Здесь мир Юзуфа заканчивался – ходить дальше, в тайгу, мать запрещала. Он старался не огорчать ее, слушался. Но иногда, вечерами, ждать ее с охоты становилось невыносимо, и он мчался, сощурив глаза от страха, мимо клуба, мимо кривых жердей, на которых скалились длинными клыками потрескавшиеся черепа (лоси, олени, кабаны, рыси, барсуки и даже один медведь), – по еле приметной тропинке к звонкой Чишмэ, чтобы спрятаться под дрожащим рябиновым кустом и дожидаться, пока легкая фигура матери не мелькнет меж рыжих сосновых стволов.
Другая граница мира была – Ангара. Юзуф любил сидеть на берегу и всматриваться в ее изменчивую глубину: тяжелая холодная вода таила в себе все оттенки синего и серого, как урман – все оттенки зеленого, а огонь в печи – красного и желтого.
Мир был так велик, что можно было запыхаться, пробежав от одной его границы к другой, так ярок, что Юзуфу иногда не хватало воздуха и он зажмуривался, как от слепящего света.

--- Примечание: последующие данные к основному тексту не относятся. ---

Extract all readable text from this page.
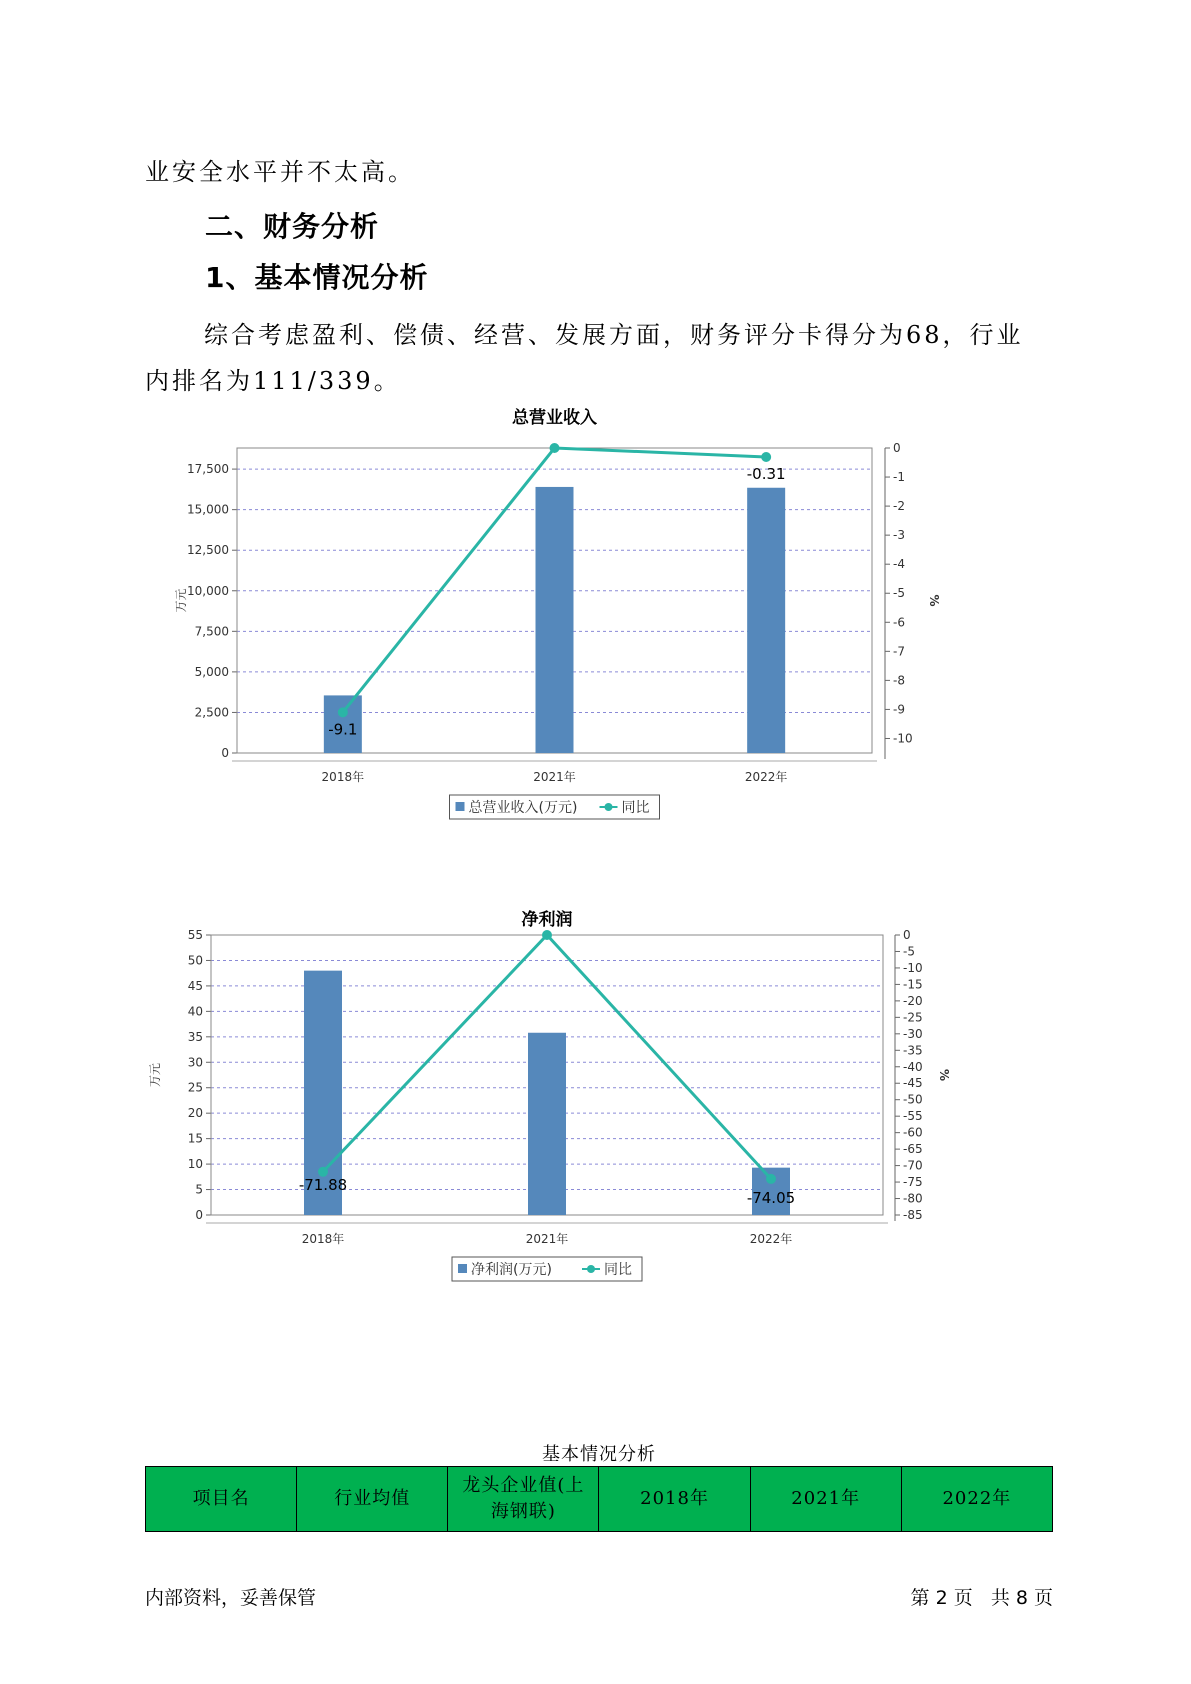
业安全水平并不太高。

二、财务分析
1、基本情况分析

综合考虑盈利、偿债、经营、发展方面，财务评分卡得分为68，行业

内排名为111/339。

总营业收入
0
2,500
5,000
7,500
10,000
12,500
15,000
17,500
0
-1
-2
-3
-4
-5
-6
-7
-8
-9
-10
万元	%
2018年	2021年	2022年
-9.1
-0.31
总营业收入(万元)	同比
0
5
10
15
20
25
30
35
40
45
50
55	0
-5
-10
-15
-20
-25
-30
-35
-40
-45
-50
-55
-60
-65
-70
-75
-80
-85
万元	%
2018年	2021年	2022年
-71.88
-74.05
净利润(万元)	同比
净利润

基本情况分析

项目名	行业均值	龙头企业值(上海钢联)	2018年	2021年	2022年

内部资料，妥善保管	第 2 页   共 8 页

Где-то далеко, за могучими спинами холмов, был еще мир: там жили мать и остальные поселковые до того, как приехать в Семрук. В Юлбаше, мать рассказывала, было не десять и не двадцать – целых сто! – домов, и каждый размером с лазарет. Представить себе этот гигантский поселок было трудно. Еще труднее, наверное, было там жить: выйдешь погулять, а потом – среди ста-то домов, отыщи-ка свой, попробуй! По улицам Юлбаша бродили странные и страшные, известные Юзуфу только по рассказам матери существа: раскатисто громыхая привязанными на шею жестяными колокольцами, степенно брели коровы (отдаленно напоминающие лосей, но с толстыми гнутыми рогами и длинными, похожими на плетку хвостами); шныряли вредные голосистые козы (размером с кабаргу, но мохнатые, рогами в спину упираются, бородой землю метут); скалили зубы из-под заборов злобные собаки (ручные волки, что лижут руку хозяину и рвут глотку чужаку). Каждый раз, слушая рассказы матери о родине, Юзуф холодел животом и испытывал огромное внутреннее облегчение, что она вовремя догадалась переехать из Юлбаша в мирный уютный Семрук!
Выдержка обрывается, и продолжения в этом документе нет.